28.06.2010 - Schreckliche Männergewalt im Sex

Unvorstellbare Qualen: Wie die Internetzeitung Polizeibericht.ch meldet, hat das Bundesgericht erfreulicherweise männlichen Sextätern die Schranken demonstrativ aufgezeigt. Die zuständige Bundesrichtern bestätigte das Urteil gegen einen schlimmen Sextäter:

Ein Ehegatte hatte seine Frau wiederholt gezwungen, bei hartem Sadomaso-Sex mitzumachen und ihm als Objekt zum Ausleben seiner sadomasochistischen Gelüste zu dienen. Die Mühlen der Schweizer Justiz haben den Fall aus dem Jahr 2004 nun abgeschlossen und sind zu einem Urteil gekommen. Der Fall wurde - wie in der Schweiz sooft - sogar bis vors Bundesgericht gezogen.

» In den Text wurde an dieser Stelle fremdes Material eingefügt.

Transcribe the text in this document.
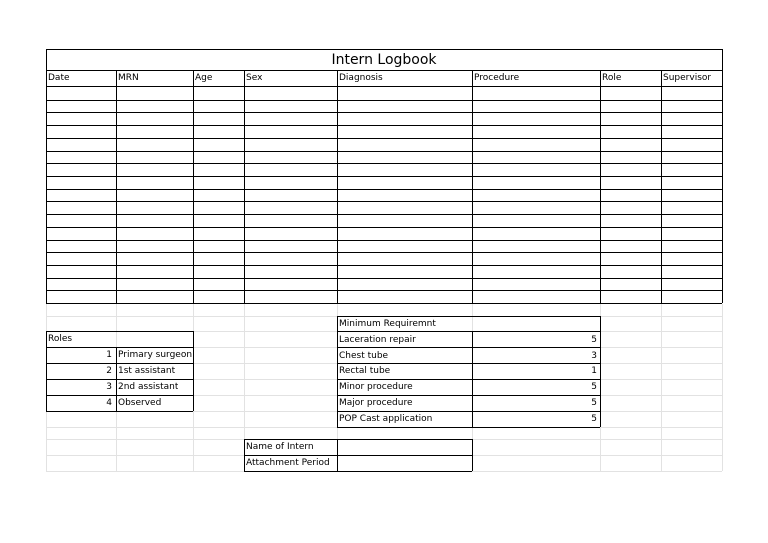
Intern Logbook
Date	MRN	Age	Sex	Diagnosis	Procedure	Role	Supervisor
Roles
1 Primary surgeon
2 1st assistant
3 2nd assistant
4 Observed
Minimum Requiremnt
Laceration repair	5
Chest tube	3
Rectal tube	1
Minor procedure	5
Major procedure	5
POP Cast application	5
Name of Intern
Attachment Period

Unter anderem traktierte der Ehegatte die unfreiwillige Sexsklavin gegen ihren Willen mit Klemmen und einer Peitsche im Intimbereich und praktizierte überdies mit ihr unter anderem auch unfreiwilligen Analsex.

Als die Frau nach einiger Zeit einen Anwalt kontaktierte, weil sie nach eigenem Bekunden den Sadomaso-Sex nicht mehr ertrug, nahm der Mann ein Jagdgewehr, ging damit aus dem Haus und stieß Todesdrohungen aus.

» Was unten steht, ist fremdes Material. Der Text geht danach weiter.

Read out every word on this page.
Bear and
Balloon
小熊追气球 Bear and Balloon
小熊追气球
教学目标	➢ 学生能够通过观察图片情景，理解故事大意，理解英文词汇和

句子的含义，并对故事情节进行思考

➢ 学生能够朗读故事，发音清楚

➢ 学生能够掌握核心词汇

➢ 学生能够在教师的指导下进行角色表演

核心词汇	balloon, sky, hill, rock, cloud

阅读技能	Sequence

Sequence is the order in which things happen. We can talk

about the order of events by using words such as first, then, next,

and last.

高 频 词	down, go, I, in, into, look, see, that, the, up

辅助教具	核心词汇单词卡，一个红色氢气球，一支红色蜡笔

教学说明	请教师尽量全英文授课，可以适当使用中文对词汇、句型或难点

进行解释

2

Außerdem bedrohte er sie massiv mit einem Messer, riß sie an den Haaren und stieß sie brutal auf den Boden.

Auch wenn die meisten Aussagen der Frau nicht belegbar waren, beurteilte sie das Bundesgericht als äußerst glaubwürdig. Eine hinzugezogene Psychologin bestätigte zudem die großen seelischen Qualen der Frau.

Die Richterin am Bundesgericht bestätigte nun das Urteil des Walliser Kantonsgerichtes und verurteilte den Mann zu drei Jahren Haft, davon 18 Monate unbedingtes Gefängnis.